To visualize the components as a tree, we provide the plot_hierarchical_treemap function in visualizations.py. To do so, you will need to pass the components' information as a pandas DataFrame:

from visualizations import plot_hierarchical_treemap

df_comp = pd.DataFrame.from_dict(comp_info)
fig = plot_hierarchical_treemap(df_comp_blobs)
fig.show()

Hierarchical TopoMap

To run HierarchicalTopoMap, you also need to pass your data points as a numpy array. Additionally, you need to indicate which components to scale (by providing a list of component ids) or how the component selection should be made:

from HierarchicalTopoMap import HierarchicalTopoMap

hier_topomap = HierarchicalTopoMap(components_to_scale=components_to_scale)
proj = hier_topomap.fit_transform(X)

Examples and Case Studies

In the "examples" folder, we provide example notebooks that illustrate the use of Topomap, TopoTree, and Hierarchical Topomap. These notebooks also demonstrate how to compute the approximate minimum spanning tree and compare it with the original.

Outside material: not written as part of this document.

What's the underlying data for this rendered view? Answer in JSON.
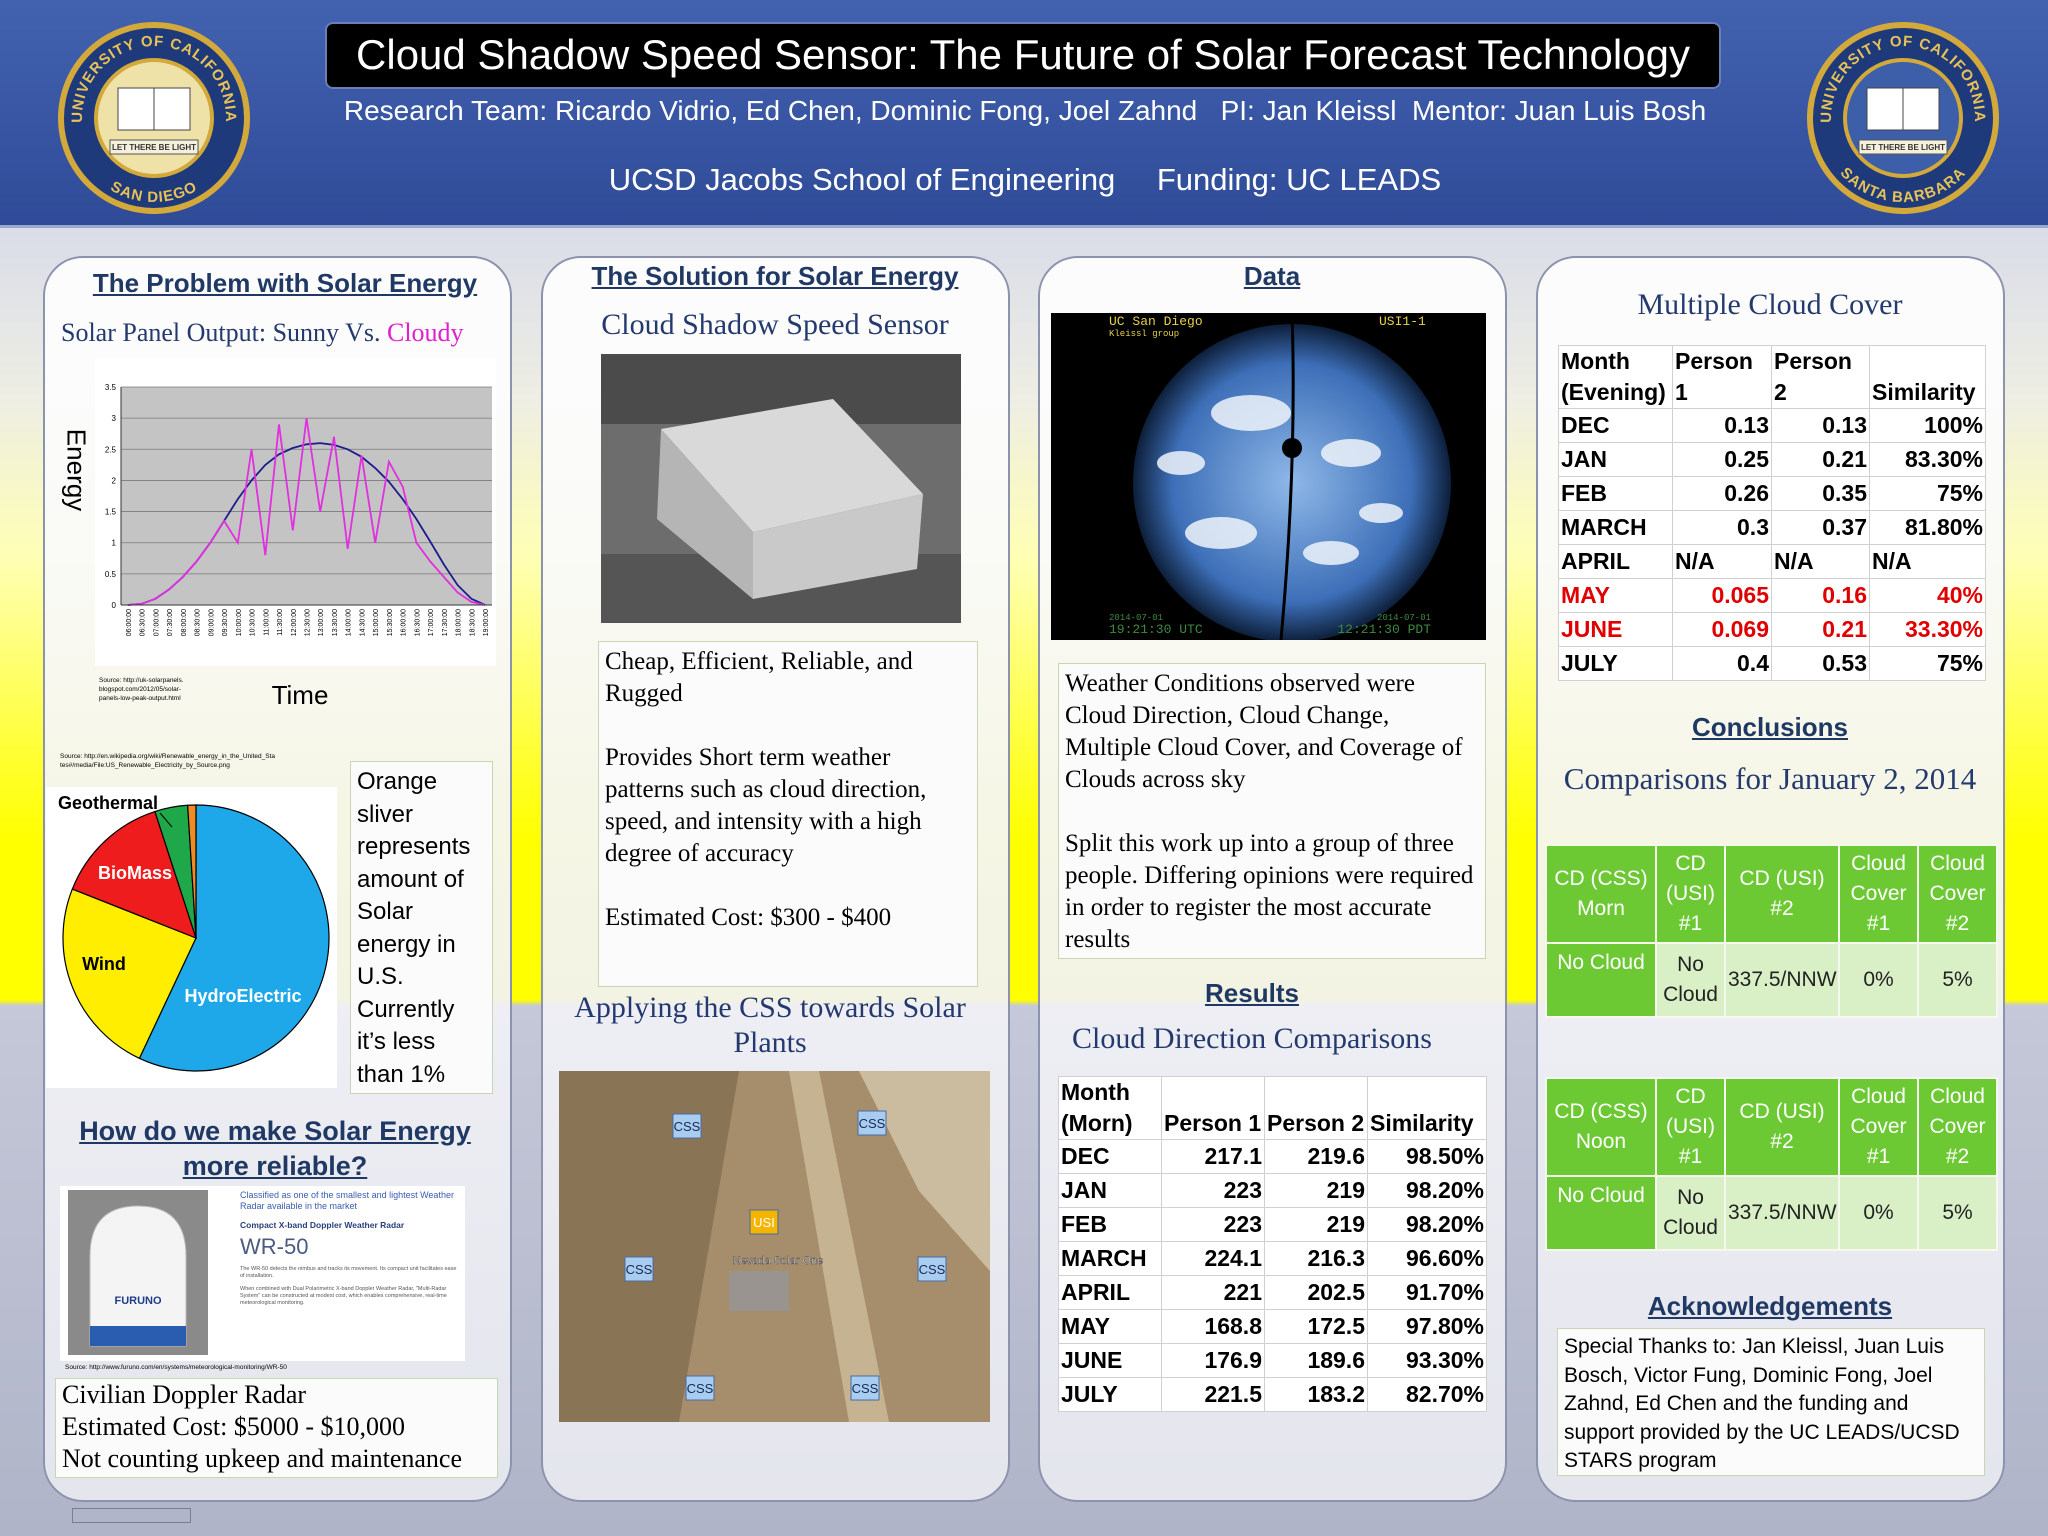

Additionally, we offer notebooks that reproduce the case studies section of our paper.

To reproduce the outputs in the notebooks, please place our data, in the 'data' folder at the root of the project. The StreetAware data can be found here

App

We also provide a simple interface for iteratively exploring the connection between a Hierarchical Topomap and a TopoTree. To use it, please install Flask and Fastparquet.

We have an app_data folder containing the necessary structure and data examples. To use your own data, add your dataset as a NumPy array in the "numpy_datasets_app" subfolder and your dataframe of features as a CSV in the "features_app" subfolder. Then, update the "datasets," "features," and "available_columns" dictionaries in app.py accordingly.